Dan then tells her that she’s part of a drug ring, and she retorts, “You know what, Dan? You can judge. But Roseanne called me. She told me that her knee wasn’t healing up fast enough and I was the only person she could turn to. She said that she needed those pain pills to get back to work ’cause you guys were running out of money. Don’t you try to put this off on me.”
Dan then tells her that she gave Roseanne the pills, she died, so he still thinks Marcy killed her.
Then Darlene tells him to stop, as they found a stash of pills in another woman’s name, as well. Marcy finishes, “I never would have given them to her. if I knew she had a problem. I know what it’s like to…to have that problem, so…I just…I’m sorry.”
Dan ultimately forgives her.
So how in the world was that NOT handled well? And, again, it was all based on a plot that was introduced at the end of the revival season that Roseanne Barr was in charge of! Her complaints make no sense.
Feel free to e-mail me at my all-new, much shorter e-mail address, brian@poprefs.com, for suggestions for shows for us to do in future installments!
This is a good and recent example of how, as journalist/commentator/podcaster Michael Hobbes has written about in detail, about how “cancel culture” is a canard and something “certain media” exaggerates. The bottom line is that for most famous and/or wealthy people who suffered some kind of indignity or reaction to their own actions or comments by others, they were not “vanished,” ruined, or destroyed.

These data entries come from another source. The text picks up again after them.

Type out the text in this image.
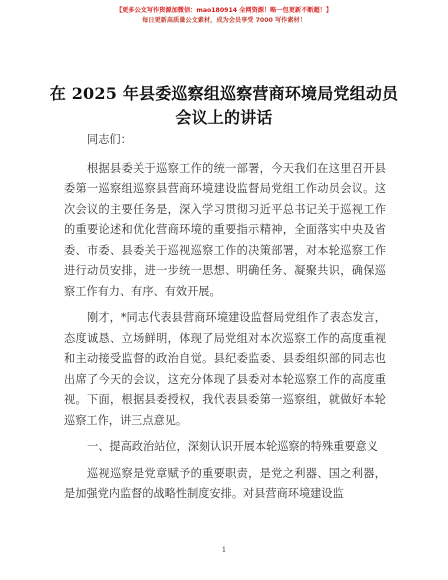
【更多公文写作资源加微信：mao180914 全网资源！略一包更新不断超！】
每日更新高质量公文素材，成为会员享受 7000 写作素材！
在 2025 年县委巡察组巡察营商环境局党组动员
会议上的讲话
同志们：

根据县委关于巡察工作的统一部署，今天我们在这里召开县委第一巡察组巡察县营商环境建设监督局党组工作动员会议。这次会议的主要任务是，深入学习贯彻习近平总书记关于巡视工作的重要论述和优化营商环境的重要指示精神，全面落实中央及省委、市委、县委关于巡视巡察工作的决策部署，对本轮巡察工作进行动员安排，进一步统一思想、明确任务、凝聚共识，确保巡察工作有力、有序、有效开展。

刚才，*同志代表县营商环境建设监督局党组作了表态发言，态度诚恳、立场鲜明，体现了局党组对本次巡察工作的高度重视和主动接受监督的政治自觉。县纪委监委、县委组织部的同志也出席了今天的会议，这充分体现了县委对本轮巡察工作的高度重视。下面，根据县委授权，我代表县委第一巡察组，就做好本轮巡察工作，讲三点意见。

一、提高政治站位，深刻认识开展本轮巡察的特殊重要意义

巡视巡察是党章赋予的重要职责，是党之利器、国之利器，是加强党内监督的战略性制度安排。对县营商环境建设监

1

They just suffered the inconvenience of getting richer a little slower and having to be less public for a while.
Roseanne Barr was a wealthy and successful comedian/actress when she was fired from ROSEANNE after season 10. Unless there was a specific clause in her contract which allowed the network to fire her for her comments immediately (i.e. a “moral clause” which usually only religious institutions use), Barr had to be paid or compensated for the network terminating her contract (something the network would have been willing to do in order to fire her and move the show on without her; which paid off since THE CONNERS is still thriving). Even afterward, as the star/co-producer of the show, Barr continued to profit from residuals (including of the 10th season, which is included in syndication packages with channels such as COZI, a non-cable digital station which has rerun ROSEANNE for about a decade). If anything, adding an extra season would have made those residuals better.
And now, naturally, Barr has chosen the audience willing to pay her seven figures (perhaps eight) or more to do a new “comedy” special. Wow, so she had to wait a few extra years to earn more millions. What a tragedy! If she burns through her salaries after decades of acting, comedy, etc. so fast that she was really hard up financially after being fired, which I doubt, that was her own fault, not “cancel culture.”
Incidentally, she still has some pals in Hollywood. Bill Maher, at least, went on record in one episode of REAL TIME as still being her friend. Of course, he’s the face of “Conserva-Dems” who sporadically issues a borderline racist or “unenlightened” comment on air himself.
I agree with the subject of the article, but wanted to reply that it is only yet another example of “cancel culture” being a fake scandal that is being used as a distraction for things that actually are happening.